If a series converges, then the sequence of terms converges to 0, Proof by contradiction. I know there is an elegant proof of this theorem,
But I've been ask to prove it in the test and the only thing I was thinking of was to prove it by contradiction.I want to know if I did right, or maybe I was assuming something wrong: 
${S_n} = \sum _{n=0}^{\infty }\:a_n$ converge and assume that $\lim _{x\to \infty }\left(a_n\right)\:=\:L\:\in \mathbb{R}$    (L isn't zero)
So there is $N\in \mathbb{N}\:\:\:\:\:\forall \:n>\:N\:\:\rightarrow \:a_n>\:L-\epsilon$
So if  $a_n>0 \Rightarrow \sum _{n=0}^{\infty }\:a_n>\sum _{n=0}^{\infty }\:L-\epsilon =\:\lim _{n\to \infty }\left(n\cdot \left(L-\epsilon \right)\right)=\infty \:$ 
and that's mean the series diverge.
And if $a_{n\:}$ can be positive and negative, let's look at both 
$\left(S_{n_k}\right)$ the series of the non-negative number
$\left(S_{n_r}\right)$ the series of the negative number 
that will converge to  $\infty \:,\:-\infty $
So that means ${S_n}$ doesn't have a limit
What do you say guys? Is it legit prove  ?
 A: The fundamental idea contains the germ of a correct proof and I'd give serious part credit on an exam. 
Edit: but the fix I suggested isn't right. I've left it appended so you can see that teachers make mistakes too. Thanks to @Hetebrij .
The main problem in the proposed proof by contradiction isn't that the negation of "$a_n$ converges to $0$" isn't "$a_n$ converges to something else", it's "$a_n$ doesn't converge to $0$". That means "there is some $\epsilon > 0$ such that $|a_n| > \epsilon$ infinitely often". 
But the fact that the original series converges means that eventually the partial sums are all closer together than $\epsilon /2$. That's impossible if the terms are often bigger than $\epsilon$, hence the contradiction.

Original faulty answer:
The main problem is that you don't say where $\epsilon$ comes from or what its value is in the second line, so you can't later claim that $n(L-\epsilon)$ grows without bound.

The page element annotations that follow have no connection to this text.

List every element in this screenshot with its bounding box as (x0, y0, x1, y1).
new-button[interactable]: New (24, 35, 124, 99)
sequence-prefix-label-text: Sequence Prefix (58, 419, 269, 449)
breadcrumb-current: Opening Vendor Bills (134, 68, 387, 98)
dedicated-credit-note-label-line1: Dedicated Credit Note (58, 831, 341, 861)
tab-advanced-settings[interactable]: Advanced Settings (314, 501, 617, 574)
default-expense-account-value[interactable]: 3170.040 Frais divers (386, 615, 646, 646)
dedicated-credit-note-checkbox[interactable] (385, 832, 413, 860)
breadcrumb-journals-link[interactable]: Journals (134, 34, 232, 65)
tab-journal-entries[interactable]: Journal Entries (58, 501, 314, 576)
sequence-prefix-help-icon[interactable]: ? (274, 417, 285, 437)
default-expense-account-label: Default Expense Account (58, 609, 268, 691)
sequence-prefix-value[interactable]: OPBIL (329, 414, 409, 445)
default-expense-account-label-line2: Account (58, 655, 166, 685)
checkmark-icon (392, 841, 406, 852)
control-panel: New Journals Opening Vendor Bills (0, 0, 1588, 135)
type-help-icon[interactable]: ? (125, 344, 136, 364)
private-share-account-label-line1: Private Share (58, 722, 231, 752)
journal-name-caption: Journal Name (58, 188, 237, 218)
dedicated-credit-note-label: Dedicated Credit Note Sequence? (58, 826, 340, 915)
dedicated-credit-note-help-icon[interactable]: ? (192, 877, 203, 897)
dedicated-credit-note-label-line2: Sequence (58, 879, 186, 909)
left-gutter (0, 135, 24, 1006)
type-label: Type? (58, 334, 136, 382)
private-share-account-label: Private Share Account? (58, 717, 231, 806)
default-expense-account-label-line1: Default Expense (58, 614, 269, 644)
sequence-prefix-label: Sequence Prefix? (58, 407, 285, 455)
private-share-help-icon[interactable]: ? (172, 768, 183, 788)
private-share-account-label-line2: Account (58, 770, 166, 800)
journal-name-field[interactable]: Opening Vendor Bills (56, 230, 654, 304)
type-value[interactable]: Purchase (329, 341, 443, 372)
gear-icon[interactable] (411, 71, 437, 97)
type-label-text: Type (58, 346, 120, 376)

You can fix that if you remember that the definition of "limit" says (in part) "for every $\epsilon$". So you get to pick one that helps you. Try $\epsilon = L/2$.
You've also assumed $L$ is positive (thanks to @AhmedHussein for noticing). If it's not, then apply your argument to the negation of the original series.
There's no need for the later stuff dealing with the possibility that the elements of the original series might have different signs.